Waste gasification and power plant at Billingham, UK:

MOU Extension to facilitate legal execution of Call Option Exclusivity Agreement.

EQTEC plc (AIM: EQT), a world-leading gasification technology solutions company for waste-to-energy projects, is pleased to announce that the Parties have agreed to extend the exclusivity period of the Billingham MOU until 18 December 2020.

On 8 May 2019, the Company entered into a conditional Memorandum of Understanding (the “Billingham MOU”) with Scott Bros. Enterprises Limited (“Scott Bros”) (together, with EQTEC, the “Parties”) to jointly develop the proposed up to 25 MWe Billingham Energy waste gasification and power plant in Haverton Hill, Billingham, UK (the “Project”). The Billingham MOU has been the subject of previous extensions, as announced by the Company on 23 October 2019, 23 June 2020 and 18 September 2020.

Subsequent to the extension announced in September 2020, the Parties acknowledge that the legal execution of the Option Agreement (the “Agreement”) is at an advanced stage, with the majority of the commercial material terms agreed.
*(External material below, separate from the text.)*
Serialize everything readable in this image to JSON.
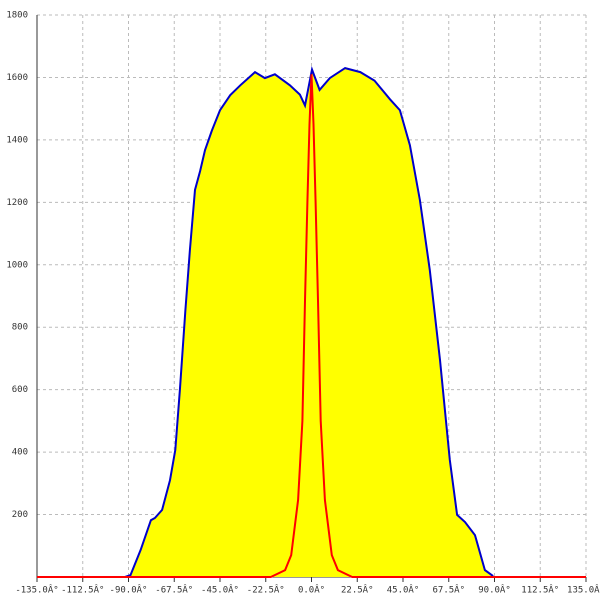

The Parties agree to use all reasonable endeavours to finalise legal execution of the Agreement no later than 18 December 2020.

The Company has progressed the proposed development of the Project, including inter alia: discussions with potential co-developers and funders; instructed and received a full quotation for the grid connection from the grid operator, Nothern Powergrid; and completed technical due diligence with insurance providers.

The extension of the exclusivity period announced herein is with the aim of finalising the execution of a legally binding option agreement with Scott Bros which, if agreed, will grant EQTEC and its partners the right, but not the obligation, to purchase the entire issued share capital of Billingham EFW Limited, the Project SPV, from Scott Bros, subject to agreement on consideration and other terms.

This announcement contains inside information as defined in Article 7 of the EU Market Abuse Regulation No 596/2014 and has been announced in accordance with the Company’s obligations under Article 17 of that Regulation.